The documentary tells this story plainly, through interviews with the victim's family – and the families of the impoverished attackers – as well as police, student activists, NGO workers and the authors of a government report on sexual violence.

But the backlash to the film has been intense; and it has come not just from a government who says the documentary is an "international conspiracy to defame India," but also from liberals who see it as a platform for rapists' views, a demonization of Indian men and a simplistic recounting that ignores the root cause of gender-based violence in India.

Most of the outrage has centred on Ms. Udwin's lengthy prison interview with Mukesh Singh, who was driving the bus at the time. He has been sentenced to death, but is unrepentant as he blames the woman he helped rape and kill.

"It takes two hands to clap," he says without emotion. "A decent girl won't roam around at 9 o'clock at night. A girl is far more responsible for rape than a boy."

These views are stomach-churning, but they are not reason enough to ban a film, especially since his views are not that shocking: He grew up uneducated in a Delhi slum, and is simply parroting patriarchal notions of a woman's role in Indian society.

Much worse are his two defence lawyers. One says: "We have the best culture. In our culture, there is no space for a woman." The other says he would set his own daughter on fire if he found she was having premarital sex.

But again, this documentary isn't meant to comfort.

Leaving aside the delusional claim that this is a conspiracy to insult India, many object on procedural grounds: that Ms. Udwin got the interview in the first place, or that she didn't run the footage past jail officials, or that the case is still waiting on a final appeal (in an infamously slow judicial system). Fire the prison officials, then, who probably shouldn't have allowed the interview.

Many are also embarrassed that the film was produced by a foreigner. Several think the film is orientalist, has a "white saviour complex" or ignores rape in other countries – criticisms that focus on Ms. Udwin's identity and citizenship, rather than on the actual content, and point, of her documentary. This isn't exactly a repeat of Kony 2012.
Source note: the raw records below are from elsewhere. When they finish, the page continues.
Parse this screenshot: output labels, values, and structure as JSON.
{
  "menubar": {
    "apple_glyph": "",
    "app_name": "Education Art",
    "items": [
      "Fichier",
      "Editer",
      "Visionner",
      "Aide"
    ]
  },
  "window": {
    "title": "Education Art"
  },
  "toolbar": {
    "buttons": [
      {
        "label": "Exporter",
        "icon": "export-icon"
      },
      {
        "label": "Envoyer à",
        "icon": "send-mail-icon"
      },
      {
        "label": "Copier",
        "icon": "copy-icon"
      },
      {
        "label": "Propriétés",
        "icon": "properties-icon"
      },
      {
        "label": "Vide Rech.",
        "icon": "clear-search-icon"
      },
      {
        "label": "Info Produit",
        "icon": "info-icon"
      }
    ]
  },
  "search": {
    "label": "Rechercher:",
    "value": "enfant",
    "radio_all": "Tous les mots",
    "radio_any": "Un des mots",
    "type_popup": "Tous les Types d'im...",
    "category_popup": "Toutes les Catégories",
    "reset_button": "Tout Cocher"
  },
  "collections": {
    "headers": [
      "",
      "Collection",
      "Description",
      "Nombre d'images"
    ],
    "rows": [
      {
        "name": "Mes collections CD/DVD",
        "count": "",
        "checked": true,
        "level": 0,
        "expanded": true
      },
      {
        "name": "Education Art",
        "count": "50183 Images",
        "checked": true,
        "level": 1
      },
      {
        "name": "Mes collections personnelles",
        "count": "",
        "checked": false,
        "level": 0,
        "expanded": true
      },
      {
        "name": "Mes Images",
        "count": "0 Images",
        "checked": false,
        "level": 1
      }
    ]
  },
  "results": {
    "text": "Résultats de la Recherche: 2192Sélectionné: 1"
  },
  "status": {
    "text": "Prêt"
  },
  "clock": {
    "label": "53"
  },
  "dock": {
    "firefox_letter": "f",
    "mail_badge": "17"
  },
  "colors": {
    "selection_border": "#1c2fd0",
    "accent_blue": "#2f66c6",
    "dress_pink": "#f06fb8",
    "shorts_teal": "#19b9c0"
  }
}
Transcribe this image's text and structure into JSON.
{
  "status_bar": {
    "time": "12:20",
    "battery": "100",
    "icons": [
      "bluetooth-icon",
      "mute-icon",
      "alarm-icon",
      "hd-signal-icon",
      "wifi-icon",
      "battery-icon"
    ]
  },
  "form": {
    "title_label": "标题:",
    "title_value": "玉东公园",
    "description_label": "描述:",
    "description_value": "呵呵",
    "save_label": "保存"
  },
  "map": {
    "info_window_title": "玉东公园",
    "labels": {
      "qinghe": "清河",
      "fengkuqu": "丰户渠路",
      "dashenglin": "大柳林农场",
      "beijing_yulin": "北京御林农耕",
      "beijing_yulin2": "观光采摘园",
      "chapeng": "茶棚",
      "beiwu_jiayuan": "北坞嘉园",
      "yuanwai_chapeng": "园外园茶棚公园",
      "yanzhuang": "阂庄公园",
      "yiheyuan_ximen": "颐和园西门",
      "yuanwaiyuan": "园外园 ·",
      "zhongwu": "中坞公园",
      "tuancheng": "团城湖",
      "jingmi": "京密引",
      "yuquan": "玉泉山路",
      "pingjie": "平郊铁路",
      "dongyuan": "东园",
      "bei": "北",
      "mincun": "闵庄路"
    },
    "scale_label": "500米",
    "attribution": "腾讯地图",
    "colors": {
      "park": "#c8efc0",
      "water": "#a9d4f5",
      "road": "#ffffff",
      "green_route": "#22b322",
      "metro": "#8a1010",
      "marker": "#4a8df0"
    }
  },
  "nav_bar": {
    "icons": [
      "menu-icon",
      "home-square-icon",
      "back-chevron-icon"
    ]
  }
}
But these criticisms are getting closer to the mark, and there's a crucial point: Indians have not hesitated to lob legitimate criticisms at the film, despite the government's attempt to shield them from seeing it.

Many justifiably object to the title India's Daughter, which they feel is an offensively patronizing and patriarchal reference. The documentary also ignores the role of India's hierarchical caste system, a major reason police officers refuse to pursue cases lodged by dalits, and also treats law-enforcement officials as angels, rather than the reluctant guardians they often are. Further, there is no discussion of rape as a weapon in communal rioting or the difference between rapes in urban areas and in rural areas, where local officials may know the offenders – or even recommend rape, or death, as a punishment. More important, the film also doesn't deal with rape by husbands, relatives or acquaintances, who were responsible for a staggering 98 per cent of the 24,923 rape cases reported in India in 2012, according to India's National Crime Records Bureau. A bus rape in Delhi, however horrific, is not representative of India's real problems with violence against women.

But this is just one documentary – in which the director has opted for a tight focus on a single case. It might be imperfect, as a comprehensive analysis, but it is just part of the historical record, not the historical record. Prime Minister Narendra Modi boldly asked Indian parents to take responsibility for their sons. Now, his government is trying to suppress something that could kick-start crucial conversations – not that Indians aren't already having that discussion themselves.